Regardless of what type of industry you work for there are common components that are essential while designing a data warehouse. The purpose of this blog is to create a list of concepts that are often missed and commonly treated as an afterthought. It is much cheaper to incorporate the answers up front and make the outcome part of your design. This is to be used as a very high level check list to get your wheels spinning; we will delve deeper into each concept in future blogs.
Know Your Sources: Source system analysis is a key component to the first phase of a data warehouse. It is important to understand the source tables and how the data moves within each of the source tables.
- Retention period of the operational system – It is important to know how long the data is available in the operational system. Some tables may only store data for 60 days; while others may store data forever. This will become important for initial loads, incremental processing, deletes, etc. Remember all sources should not be created equal.
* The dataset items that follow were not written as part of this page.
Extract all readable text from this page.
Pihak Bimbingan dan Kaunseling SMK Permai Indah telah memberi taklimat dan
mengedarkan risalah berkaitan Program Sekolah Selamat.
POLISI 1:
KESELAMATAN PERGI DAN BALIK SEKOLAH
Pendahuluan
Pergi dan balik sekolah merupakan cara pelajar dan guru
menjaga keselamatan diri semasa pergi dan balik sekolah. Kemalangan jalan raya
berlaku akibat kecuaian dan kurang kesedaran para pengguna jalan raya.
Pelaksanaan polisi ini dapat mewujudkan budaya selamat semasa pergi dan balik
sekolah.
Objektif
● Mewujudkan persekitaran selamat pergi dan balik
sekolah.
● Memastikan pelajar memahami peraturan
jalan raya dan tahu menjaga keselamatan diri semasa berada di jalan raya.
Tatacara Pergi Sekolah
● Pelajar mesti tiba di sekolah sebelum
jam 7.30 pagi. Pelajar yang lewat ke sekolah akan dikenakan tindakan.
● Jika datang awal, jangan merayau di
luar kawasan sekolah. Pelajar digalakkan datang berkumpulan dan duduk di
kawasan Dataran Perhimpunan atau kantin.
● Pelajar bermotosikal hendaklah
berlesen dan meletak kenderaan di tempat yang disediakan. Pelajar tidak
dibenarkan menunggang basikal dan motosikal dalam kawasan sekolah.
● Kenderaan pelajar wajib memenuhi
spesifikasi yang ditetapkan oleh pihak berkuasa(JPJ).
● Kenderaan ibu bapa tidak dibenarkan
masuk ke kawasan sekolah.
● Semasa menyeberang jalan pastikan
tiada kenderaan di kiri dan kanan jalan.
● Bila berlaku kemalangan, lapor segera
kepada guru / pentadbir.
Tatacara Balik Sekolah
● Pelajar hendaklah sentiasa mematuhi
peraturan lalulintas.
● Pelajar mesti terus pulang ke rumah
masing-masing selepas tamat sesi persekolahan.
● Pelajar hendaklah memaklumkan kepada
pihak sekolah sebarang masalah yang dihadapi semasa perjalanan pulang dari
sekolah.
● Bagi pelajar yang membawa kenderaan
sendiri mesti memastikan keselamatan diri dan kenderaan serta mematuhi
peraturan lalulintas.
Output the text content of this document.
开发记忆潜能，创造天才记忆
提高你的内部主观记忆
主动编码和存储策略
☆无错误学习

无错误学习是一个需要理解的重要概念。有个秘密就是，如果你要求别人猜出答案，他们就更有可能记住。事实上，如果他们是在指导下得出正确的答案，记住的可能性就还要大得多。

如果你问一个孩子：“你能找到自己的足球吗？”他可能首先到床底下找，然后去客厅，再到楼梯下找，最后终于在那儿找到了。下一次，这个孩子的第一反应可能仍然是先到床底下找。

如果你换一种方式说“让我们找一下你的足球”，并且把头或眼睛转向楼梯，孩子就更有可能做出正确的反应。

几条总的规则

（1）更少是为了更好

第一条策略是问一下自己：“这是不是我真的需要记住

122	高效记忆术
- How long can users update records? It is important to know how far back the end user can make physical changes to records; this will help determine how to process the data and will help with future support of the data warehouse.
- Are deletes allowed? It is important to know if the operational system allows the user to delete records and what type of deletes (physical or soft)? Is there referential integrity set on the operational tables so you don’t have orphan records? (For example, there is a header and detail account tables, the header account record is physically removed from the system, but the detail records for these accounts still exist resulting in orphan records.)
- Understand the physical table structures: Primary keys, foreign keys, data types, nullability, etc.
- Understand the data movement: What values are allowed in a field? Is there a series of events the field will obtain? (For example, many times a status field will have phases: Open, in-process, complete. Does the business want to capture each phase of the events or just when record is completed records?)
- Understand the lookup tables that can be used from operational system to help build the dimension tables; Always keep an enterprise vision in mind.
Know your Targets: Don’t just save the targets for the end. As you start to understand the business needs and source systems you can start to visualize your targets forming. It is import to understand how the business wants to see the data displayed, how much data to retain, when you’re pulling from multiple sources to populate one table making sure the data types accommodate accordingly.
- Type of facts to build: transactional, summary, snapshots, etc.
- Daily processing of fact table: incremental, truncate/load, how many days to reprocess, how will you handle deletes. Etc.
- Initial load of the facts: Will I be using the same source tables as the daily increments? How far do we want to go back in history? Do I want to have separate programs to load history vs daily increments?
- Type of dimension table you need to build: This will most likely be questions you will want to ask the business and the processing will be different based on the type of dimension you will be * Daily processing of dim tables: incremental, handle deletes, inferred members, default records, initial load, business rules and enterprise dimensions.
Know Your Batch Processing: How the data warehouse will come together and work as a whole with all the different needs from each of the sources and business partners.
- Retention period in the EDW – how long do you want to keep your data for? Maybe you want the warehouse to be 36 months and the mart to be 24 months? Do we need to build a purge process?
- What is the best time to process the data?
- What is the service level agreement (SLA) of the data warehouse? Is there someone I should alert if there are batch issues? Is there someone to alert if there are data issues?
- Setting up data alerts to insure the data integrity stays intact.
I can’t stress enough that this list only contains nuggets that I have found throughout the years that are commonly missed. It is not all-inclusive, but should help set a solid data warehouse foundation.